Im Datablog des Guardian kommentieren Redakteure die Ankündigung der Regierung und kommen zu ähnlichen Urteilen: Ja, die Datensätze werden nützlich sein, glauben sie. Doch es das nur ein Anfang. Wirklich umfassend informierte Entscheidungen, etwa im Gesundheitsbereich, würden noch wesentlich mehr Informationen benötigen als die jetzt benannten Pilotprojekte liefern könnten.

Tony Hurst, ein britischer Datenenthusiast und Dozent an einer Fernuni, macht auf einen wichtigen Punkt aufmerksam: „Wenn irgendetwas sinnvolles in den Daten enthalten sein sollte, müsste man wissen, wie sie zu interpretieren oder wie Diagramme zu verstehen sind“, schreibt er. Dazu aber müsste das Bildungssystem aktiv werden, um jeden Einzelnen zu ermächtigen, Open Data zu nutzen. Damit nicht allein Beraterfirmen und Unternehmen Vorteile aus den Transparenzvorhaben der Regierung ziehen.
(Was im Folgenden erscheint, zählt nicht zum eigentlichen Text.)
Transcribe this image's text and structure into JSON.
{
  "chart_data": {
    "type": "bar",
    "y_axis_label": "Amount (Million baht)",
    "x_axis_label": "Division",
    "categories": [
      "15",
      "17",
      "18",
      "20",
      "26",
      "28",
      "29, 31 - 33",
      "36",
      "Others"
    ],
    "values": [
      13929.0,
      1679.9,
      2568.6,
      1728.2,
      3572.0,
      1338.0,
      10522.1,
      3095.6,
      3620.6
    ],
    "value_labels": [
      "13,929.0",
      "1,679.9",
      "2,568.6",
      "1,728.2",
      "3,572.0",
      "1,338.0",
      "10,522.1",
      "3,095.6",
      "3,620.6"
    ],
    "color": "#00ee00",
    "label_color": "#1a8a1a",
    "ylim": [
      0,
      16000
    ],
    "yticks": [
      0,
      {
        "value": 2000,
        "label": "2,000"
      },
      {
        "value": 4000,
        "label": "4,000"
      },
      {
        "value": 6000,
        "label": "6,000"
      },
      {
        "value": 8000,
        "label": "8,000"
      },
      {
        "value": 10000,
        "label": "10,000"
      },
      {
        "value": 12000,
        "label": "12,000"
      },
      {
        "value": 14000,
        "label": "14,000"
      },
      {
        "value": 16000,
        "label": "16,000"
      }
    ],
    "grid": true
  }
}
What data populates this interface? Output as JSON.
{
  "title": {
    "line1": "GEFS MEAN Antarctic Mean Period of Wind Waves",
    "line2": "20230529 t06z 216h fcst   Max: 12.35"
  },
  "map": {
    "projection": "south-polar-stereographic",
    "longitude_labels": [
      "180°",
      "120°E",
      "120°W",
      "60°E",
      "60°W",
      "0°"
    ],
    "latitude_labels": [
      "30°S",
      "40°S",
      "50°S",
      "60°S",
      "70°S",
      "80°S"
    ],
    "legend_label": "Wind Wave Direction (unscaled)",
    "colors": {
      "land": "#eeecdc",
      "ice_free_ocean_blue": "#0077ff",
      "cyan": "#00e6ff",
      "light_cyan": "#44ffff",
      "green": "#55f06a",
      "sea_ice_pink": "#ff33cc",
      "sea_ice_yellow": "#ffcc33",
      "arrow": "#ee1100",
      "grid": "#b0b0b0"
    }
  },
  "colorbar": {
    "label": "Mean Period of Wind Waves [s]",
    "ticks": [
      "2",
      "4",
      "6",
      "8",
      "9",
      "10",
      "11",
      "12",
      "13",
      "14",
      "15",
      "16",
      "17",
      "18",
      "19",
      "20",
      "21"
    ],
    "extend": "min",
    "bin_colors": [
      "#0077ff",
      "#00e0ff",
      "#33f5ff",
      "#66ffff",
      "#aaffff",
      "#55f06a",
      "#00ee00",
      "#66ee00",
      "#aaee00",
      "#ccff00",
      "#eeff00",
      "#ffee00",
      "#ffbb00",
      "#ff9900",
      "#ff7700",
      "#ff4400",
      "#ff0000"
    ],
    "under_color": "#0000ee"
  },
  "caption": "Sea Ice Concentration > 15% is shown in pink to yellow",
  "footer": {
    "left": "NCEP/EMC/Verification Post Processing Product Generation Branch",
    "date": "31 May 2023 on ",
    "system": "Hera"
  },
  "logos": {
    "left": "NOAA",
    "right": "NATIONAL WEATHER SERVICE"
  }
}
Angesichts des Tempos, das die Briten vorlegen, stellt sich die Frage, warum es in Deutschland nur langsam mit dem Open Government vorangeht. Im IT-Planungsrat von Bund und Ländern wird das Thema offenbar kontrovers diskutiert. Das Gremium soll im Oktober ein Umsetzungskonzept für die nationale E-Government-Strategie vorlegen. In einem Bericht des Behörden Spiegel heißt es über die letzte Sitzung des Rates Ende Juni: „Sollte Open Government nun also ein Steuerungsvorhaben des IT-Planungsrates werden, befürchten einige Ratsmitglieder, dass dies auf Kosten von Projekten geschieht, die in ihren Augen mehr Effizienzpotenziale für die Verwaltung bergen.“

Vielleicht sollte unter den Ratsmitgliedern die aktuelle Studie der Unternehmensberatung McKinsey verteilt werden. Sie hat die Möglichkeiten von „big data“, der Analyse großer Datensätze untersucht. Und kommt zu dem Schluss, dass die entwickelten Volkswirtschaften Europas „mehr als 100 Milliarden Euro durch die Steigerung betriebswirtschaftlicher Effizienz“ einsparen könnten, würden solche Datensätze sinnvoll genutzt.